Tuesday, March 10, 2009

Bond prices, bond yields

Have you seen the yields on T-bills lately? Last time I checked, you could get yourself a 1/4 of 1% yield, which is also called "25 basis points." Why would anyone accept such a low yield? It's called a "flight to quality." When the stock market started to plummet around September, investors did what they usually do--they panicked. They pulled their dollars out of the stock market and lined up for a chance to buy Treasuries. The more willing investors are to pay for quality, the higher they drive the price of the T-bills, T-notes, and T-bonds. A T-bill is purchased at a discount from its face value. If you buy a $1 million T-bill, you'd prefer to buy it for $960,000 to a price of $999,400. When rates are high, you can make the $40,000 difference; when people are scrambling to put their money in T-bills, suddenly, you can make only $600 on your $1 million. So, the herd mentality doesn't just trample the stock market; it also messes with the bond markets. Mortgage rates are related pretty closely to the yield on 10-year Treasury notes, so as investors scramble to buy the government-guaranteed T-notes, they also push down yields, which then pushes or keeps down mortgage rates.
Why would interest rates start rising again? When the folks currently wimping out in Treasuries suddenly decide that the economy is about to take off again, they'll start pulling money out of the bond markets in order to buy stock. If they really want to sell the bonds, they'll accept lower and lower prices, which is the same thing as saying that the bonds will start trading at higher and higher yields.

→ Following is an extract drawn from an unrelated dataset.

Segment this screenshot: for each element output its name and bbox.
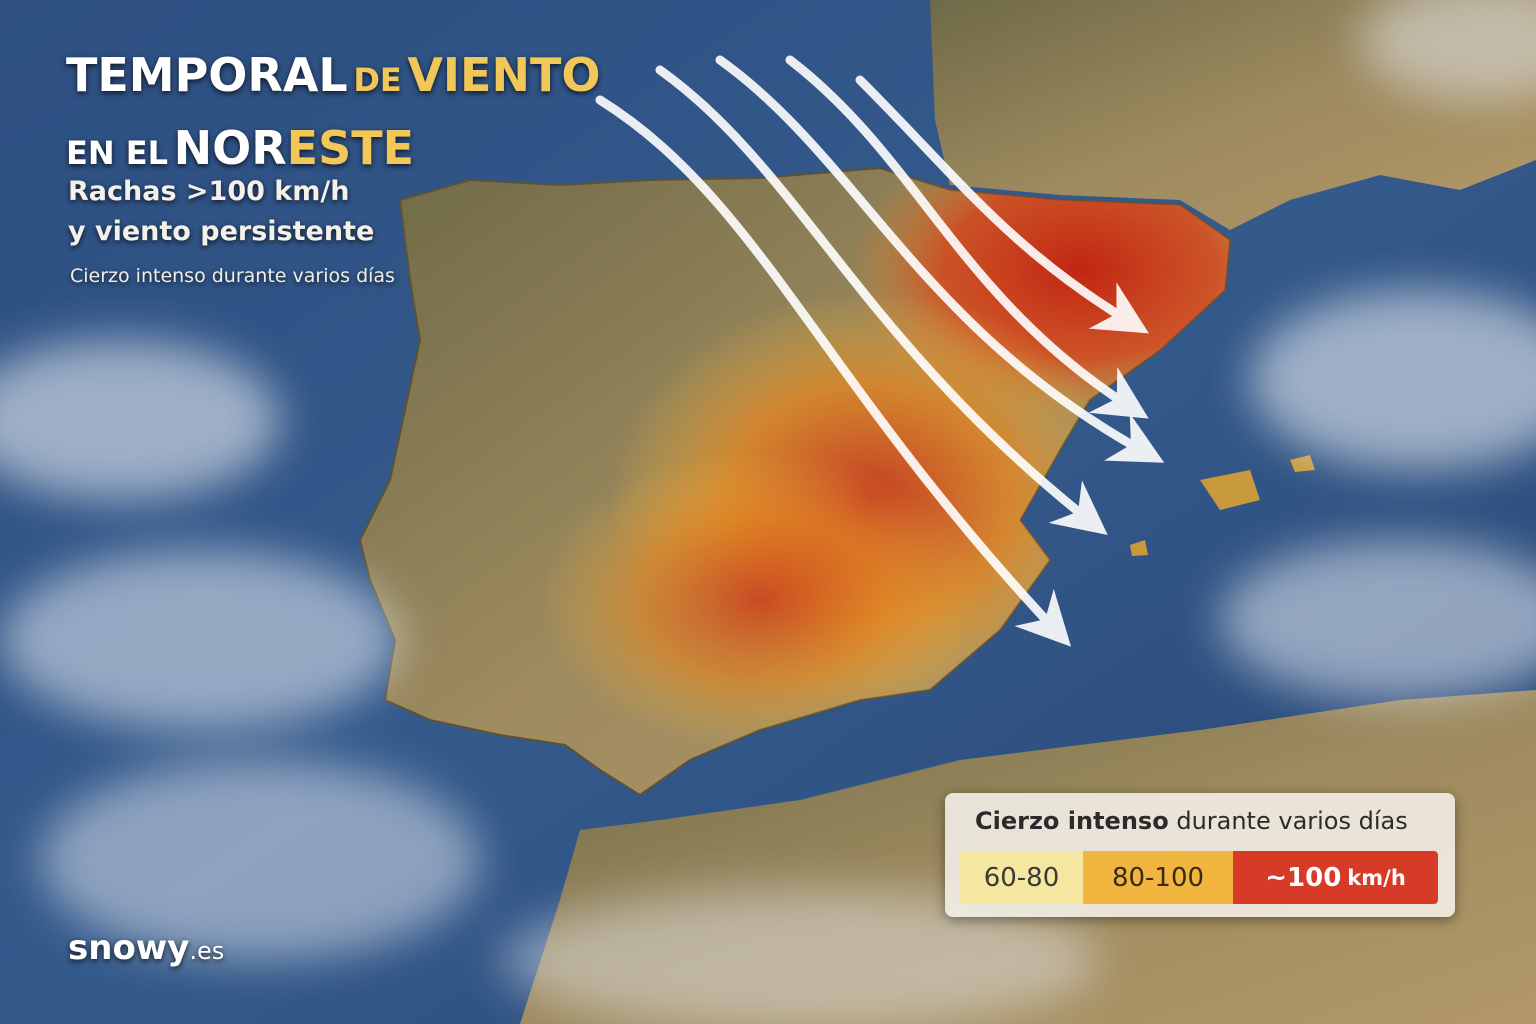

I'm not sure why people panic so much over current interest rates or stock market levels. Most economic situations are a good news-bad news scenario, anyway. If yields are down now, that is bad news for the fixed-income retiree earning 2% on her bank CD if she's lucky. However, it also keeps mortgage rates down, which should eventually bring buyers back to the housing market. If mortgage and other interest rates creep back up, that will push down home values, but then the fixed-income retiree may be able to earn 6% on her bank CD and 9% on a T-bond. In any case, the "bond see-saw" is more than just something to draw on your scratch paper at the testing center.